Quem quer estudar acompanhado de pessoas com interesses comuns terá no VemBilu, desenvolvido pelos vitoriosos do setor de Educação do Hackathon, um aliado. O sistema aponta, por localidade e por disciplinas, quem pode colocar o conteúdo em dia com estudantes com os mesmos objetivos. “A gente apostou na ideia, trabalhou, não dormiu”, contou Jacqueline Alves, da equipe. “Agora vamos aproveitar o Acelera”, disse Fernando Alvez, também integrante do grupo.

As barracas à disposição dos competidores: 91 pessoas dormiram na Fiesp. Foto: Luis Gustavo

As barracas à disposição dos competidores: 91 pessoas dormiram na Fiesp. Foto: Luis Gustavo

 

Os prêmios

Além do reconhecimento e da inscrição automática no Acelera Startup, os vitoriosos levaram como prêmio vales para fazer cursos na Faculdade de Informática e Administração Paulista (Fiap); bônus de R$ 1,5 mil do sistema MaxiPago para cada grupo que quiser desenvolver games cujos custos incluam pagamentos por meio digital; um curso à escolha no IMasters e uma inscrição de cortesia na próxima edição do evento Intercomp.

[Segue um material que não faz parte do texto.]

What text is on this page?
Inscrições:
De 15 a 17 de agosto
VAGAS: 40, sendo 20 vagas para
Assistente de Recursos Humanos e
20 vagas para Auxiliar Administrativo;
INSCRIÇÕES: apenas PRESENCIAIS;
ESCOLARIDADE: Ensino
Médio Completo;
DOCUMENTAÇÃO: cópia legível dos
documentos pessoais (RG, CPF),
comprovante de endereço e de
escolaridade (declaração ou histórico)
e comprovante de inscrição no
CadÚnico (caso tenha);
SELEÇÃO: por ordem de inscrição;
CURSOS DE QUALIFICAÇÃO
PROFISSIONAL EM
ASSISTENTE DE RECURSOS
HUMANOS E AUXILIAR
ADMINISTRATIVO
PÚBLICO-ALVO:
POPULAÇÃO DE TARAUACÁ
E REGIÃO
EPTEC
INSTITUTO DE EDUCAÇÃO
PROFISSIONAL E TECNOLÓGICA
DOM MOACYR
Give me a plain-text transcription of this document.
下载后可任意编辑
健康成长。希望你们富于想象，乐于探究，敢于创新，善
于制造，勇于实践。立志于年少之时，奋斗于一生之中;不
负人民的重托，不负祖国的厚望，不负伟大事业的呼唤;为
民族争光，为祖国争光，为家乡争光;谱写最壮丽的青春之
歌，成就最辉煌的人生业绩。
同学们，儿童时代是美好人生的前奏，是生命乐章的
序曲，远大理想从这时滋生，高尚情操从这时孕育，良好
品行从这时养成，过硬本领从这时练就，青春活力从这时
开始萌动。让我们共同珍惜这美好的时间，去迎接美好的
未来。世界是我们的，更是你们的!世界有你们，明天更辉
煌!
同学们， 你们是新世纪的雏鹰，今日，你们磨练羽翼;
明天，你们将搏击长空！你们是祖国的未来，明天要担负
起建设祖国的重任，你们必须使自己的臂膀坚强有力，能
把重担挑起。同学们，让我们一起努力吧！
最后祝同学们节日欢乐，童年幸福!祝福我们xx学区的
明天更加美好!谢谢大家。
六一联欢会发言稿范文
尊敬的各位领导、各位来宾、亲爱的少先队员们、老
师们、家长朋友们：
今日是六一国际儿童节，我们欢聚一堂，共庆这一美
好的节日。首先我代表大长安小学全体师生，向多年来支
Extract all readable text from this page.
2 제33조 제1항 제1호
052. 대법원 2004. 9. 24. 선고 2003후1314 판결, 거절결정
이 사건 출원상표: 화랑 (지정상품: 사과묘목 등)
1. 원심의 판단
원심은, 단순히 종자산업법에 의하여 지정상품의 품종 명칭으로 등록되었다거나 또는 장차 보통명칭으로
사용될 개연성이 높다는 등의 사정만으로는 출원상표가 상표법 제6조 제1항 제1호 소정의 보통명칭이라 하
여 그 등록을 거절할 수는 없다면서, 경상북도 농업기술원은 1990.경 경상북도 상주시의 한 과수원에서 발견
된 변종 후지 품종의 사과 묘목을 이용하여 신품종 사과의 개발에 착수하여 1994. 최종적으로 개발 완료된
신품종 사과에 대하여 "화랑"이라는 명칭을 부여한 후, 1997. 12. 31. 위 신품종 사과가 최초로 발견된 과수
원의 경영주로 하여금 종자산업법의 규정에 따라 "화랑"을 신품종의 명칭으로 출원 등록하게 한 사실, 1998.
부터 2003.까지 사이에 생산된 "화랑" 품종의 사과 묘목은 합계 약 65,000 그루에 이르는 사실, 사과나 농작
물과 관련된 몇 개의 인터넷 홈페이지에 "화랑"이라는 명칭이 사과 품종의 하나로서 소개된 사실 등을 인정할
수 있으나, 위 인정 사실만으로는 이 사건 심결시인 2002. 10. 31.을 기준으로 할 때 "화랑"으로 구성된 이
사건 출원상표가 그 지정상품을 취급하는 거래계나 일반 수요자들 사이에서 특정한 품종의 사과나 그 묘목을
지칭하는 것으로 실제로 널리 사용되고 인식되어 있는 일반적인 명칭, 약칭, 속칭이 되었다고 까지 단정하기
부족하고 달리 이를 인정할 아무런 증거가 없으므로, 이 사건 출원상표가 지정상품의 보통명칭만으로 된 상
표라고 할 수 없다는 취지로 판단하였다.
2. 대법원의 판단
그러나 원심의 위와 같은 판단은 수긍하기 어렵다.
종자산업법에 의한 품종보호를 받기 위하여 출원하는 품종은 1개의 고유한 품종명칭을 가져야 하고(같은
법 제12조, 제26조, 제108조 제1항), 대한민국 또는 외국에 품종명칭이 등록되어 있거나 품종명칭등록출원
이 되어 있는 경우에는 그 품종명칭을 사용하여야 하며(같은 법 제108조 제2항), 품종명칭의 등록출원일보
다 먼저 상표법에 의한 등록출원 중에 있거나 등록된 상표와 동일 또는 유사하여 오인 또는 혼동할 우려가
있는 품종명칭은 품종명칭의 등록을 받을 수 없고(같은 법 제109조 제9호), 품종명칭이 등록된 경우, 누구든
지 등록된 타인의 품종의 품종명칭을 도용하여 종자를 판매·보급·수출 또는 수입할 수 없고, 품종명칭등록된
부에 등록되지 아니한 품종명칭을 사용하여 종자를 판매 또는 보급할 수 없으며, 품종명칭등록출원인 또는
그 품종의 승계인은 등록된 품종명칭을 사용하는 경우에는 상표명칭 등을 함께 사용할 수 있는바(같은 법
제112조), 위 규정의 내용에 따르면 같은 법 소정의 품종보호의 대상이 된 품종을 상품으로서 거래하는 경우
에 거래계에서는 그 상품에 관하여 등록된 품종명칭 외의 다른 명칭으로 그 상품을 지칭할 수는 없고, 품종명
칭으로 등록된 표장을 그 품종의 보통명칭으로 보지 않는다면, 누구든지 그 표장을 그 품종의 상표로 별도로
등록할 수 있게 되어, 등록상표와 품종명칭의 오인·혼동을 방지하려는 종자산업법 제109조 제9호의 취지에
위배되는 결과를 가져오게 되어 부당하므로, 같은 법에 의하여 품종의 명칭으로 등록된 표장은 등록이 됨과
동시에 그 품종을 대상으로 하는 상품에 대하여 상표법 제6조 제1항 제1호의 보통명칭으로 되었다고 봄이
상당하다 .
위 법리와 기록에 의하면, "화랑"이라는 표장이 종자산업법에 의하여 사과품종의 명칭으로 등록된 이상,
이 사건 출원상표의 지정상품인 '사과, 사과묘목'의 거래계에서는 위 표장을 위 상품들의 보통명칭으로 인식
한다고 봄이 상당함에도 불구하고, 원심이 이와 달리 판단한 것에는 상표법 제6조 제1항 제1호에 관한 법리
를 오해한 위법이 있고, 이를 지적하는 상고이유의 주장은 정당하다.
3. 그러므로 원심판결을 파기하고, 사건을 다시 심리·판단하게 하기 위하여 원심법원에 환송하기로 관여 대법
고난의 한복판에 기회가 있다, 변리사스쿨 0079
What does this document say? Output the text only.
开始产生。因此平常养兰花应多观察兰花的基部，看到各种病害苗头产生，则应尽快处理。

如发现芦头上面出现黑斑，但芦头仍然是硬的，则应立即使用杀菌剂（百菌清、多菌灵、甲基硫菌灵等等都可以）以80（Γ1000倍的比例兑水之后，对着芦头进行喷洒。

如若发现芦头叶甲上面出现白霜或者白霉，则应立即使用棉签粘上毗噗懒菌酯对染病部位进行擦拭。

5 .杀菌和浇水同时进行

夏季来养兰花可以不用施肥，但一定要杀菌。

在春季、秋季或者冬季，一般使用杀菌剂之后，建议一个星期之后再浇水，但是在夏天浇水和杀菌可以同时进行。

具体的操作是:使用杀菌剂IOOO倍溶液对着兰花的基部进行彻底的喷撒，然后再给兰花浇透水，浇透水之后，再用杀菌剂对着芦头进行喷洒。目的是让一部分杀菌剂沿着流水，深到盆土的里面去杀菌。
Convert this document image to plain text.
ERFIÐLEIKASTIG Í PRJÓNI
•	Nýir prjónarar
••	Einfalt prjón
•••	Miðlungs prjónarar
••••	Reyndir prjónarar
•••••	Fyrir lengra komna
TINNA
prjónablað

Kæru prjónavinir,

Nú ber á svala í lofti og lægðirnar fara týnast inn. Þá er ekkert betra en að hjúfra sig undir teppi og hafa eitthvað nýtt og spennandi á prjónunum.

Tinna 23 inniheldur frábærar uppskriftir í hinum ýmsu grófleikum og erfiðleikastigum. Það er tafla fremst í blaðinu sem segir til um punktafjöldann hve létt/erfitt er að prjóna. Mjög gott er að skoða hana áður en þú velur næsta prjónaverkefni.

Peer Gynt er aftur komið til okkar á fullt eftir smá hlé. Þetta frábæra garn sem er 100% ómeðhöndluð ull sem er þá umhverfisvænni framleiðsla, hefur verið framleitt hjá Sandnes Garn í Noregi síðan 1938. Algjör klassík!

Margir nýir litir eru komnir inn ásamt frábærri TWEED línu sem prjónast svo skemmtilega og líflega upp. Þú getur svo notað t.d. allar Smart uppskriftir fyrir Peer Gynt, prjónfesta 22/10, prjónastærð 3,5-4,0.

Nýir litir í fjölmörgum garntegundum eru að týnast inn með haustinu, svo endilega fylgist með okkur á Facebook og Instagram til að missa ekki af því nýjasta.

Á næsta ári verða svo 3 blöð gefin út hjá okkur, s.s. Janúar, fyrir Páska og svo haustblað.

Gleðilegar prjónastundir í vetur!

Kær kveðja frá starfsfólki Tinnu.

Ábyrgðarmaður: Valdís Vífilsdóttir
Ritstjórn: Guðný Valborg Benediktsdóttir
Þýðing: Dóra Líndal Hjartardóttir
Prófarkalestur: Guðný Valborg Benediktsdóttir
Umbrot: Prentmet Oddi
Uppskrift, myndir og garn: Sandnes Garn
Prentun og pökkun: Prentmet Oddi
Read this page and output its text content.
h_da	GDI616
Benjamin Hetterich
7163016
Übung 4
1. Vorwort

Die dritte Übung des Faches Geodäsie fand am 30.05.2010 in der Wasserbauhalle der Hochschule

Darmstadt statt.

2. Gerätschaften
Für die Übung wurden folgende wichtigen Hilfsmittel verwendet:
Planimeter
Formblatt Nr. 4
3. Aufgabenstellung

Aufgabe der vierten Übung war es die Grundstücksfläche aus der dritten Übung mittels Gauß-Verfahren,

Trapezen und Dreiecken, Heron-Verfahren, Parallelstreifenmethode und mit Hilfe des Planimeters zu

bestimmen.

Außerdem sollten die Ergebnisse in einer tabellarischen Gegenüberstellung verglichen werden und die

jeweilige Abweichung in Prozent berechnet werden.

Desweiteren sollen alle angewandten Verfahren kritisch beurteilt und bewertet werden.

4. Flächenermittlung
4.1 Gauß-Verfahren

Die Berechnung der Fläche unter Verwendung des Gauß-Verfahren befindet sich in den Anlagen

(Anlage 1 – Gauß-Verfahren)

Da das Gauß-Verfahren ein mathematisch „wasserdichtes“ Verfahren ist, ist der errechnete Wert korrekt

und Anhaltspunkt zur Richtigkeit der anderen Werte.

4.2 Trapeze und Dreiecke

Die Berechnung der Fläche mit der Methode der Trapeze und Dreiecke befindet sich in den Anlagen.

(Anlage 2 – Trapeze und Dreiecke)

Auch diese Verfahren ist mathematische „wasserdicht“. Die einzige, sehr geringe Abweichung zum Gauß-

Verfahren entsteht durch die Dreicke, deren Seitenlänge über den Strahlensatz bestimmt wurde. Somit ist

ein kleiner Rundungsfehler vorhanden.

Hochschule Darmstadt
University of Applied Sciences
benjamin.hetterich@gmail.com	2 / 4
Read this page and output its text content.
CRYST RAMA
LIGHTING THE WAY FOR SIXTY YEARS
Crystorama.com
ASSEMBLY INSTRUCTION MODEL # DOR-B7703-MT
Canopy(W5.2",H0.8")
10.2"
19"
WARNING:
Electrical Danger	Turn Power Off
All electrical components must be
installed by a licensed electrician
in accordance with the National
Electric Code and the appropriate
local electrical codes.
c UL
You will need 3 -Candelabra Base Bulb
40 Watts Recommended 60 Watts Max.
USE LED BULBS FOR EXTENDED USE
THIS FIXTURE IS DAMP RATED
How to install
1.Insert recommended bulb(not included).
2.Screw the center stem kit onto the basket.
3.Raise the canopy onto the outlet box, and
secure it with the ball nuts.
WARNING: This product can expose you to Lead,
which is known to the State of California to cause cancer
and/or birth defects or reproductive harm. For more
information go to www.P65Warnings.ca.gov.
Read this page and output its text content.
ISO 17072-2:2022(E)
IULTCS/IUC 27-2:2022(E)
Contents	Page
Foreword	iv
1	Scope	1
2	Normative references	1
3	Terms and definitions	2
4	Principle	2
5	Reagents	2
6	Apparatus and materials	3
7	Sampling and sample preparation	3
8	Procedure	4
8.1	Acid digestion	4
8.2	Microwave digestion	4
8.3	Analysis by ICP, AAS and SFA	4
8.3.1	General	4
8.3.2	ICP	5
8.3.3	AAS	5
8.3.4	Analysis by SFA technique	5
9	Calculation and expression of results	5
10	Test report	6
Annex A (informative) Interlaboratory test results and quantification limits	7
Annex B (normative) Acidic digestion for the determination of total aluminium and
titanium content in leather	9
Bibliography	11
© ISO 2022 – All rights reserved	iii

No segundo semestre tem mais

Depois de agradecer pelo empenho dos participantes e de todos os envolvidos na organização do Hackathon, Gomide destacou que a terceira edição do evento, prevista para o segundo semestre de 2014, será “ainda melhor do que a segunda”. “Trouxemos o Vale do Silício para São Paulo”, disse.

Gomide: “Trouxemos o Vale do Silício para São Paulo”. Foto: Tâmna Waqued/Fiesp

Gomide: “Trouxemos o Vale do Silício para São Paulo”. Foto: Tâmna Waqued/Fiesp

O diretor titular do CJE registrou ainda a vista do presidente da Fiesp, Paulo Skaf, ao evento, na tarde deste sábado (26/04). “Ele ficou muito impressionado e chamou a sua atenção a concentração dos grupos”, contou. “Todos os vencedores já estão convidados a tomar um café com ele na Fiesp em maio”, afirmou, destacando as possibilidades que estão diante dos empreendedores da tecnologia reconhecidos pela federação neste final de semana.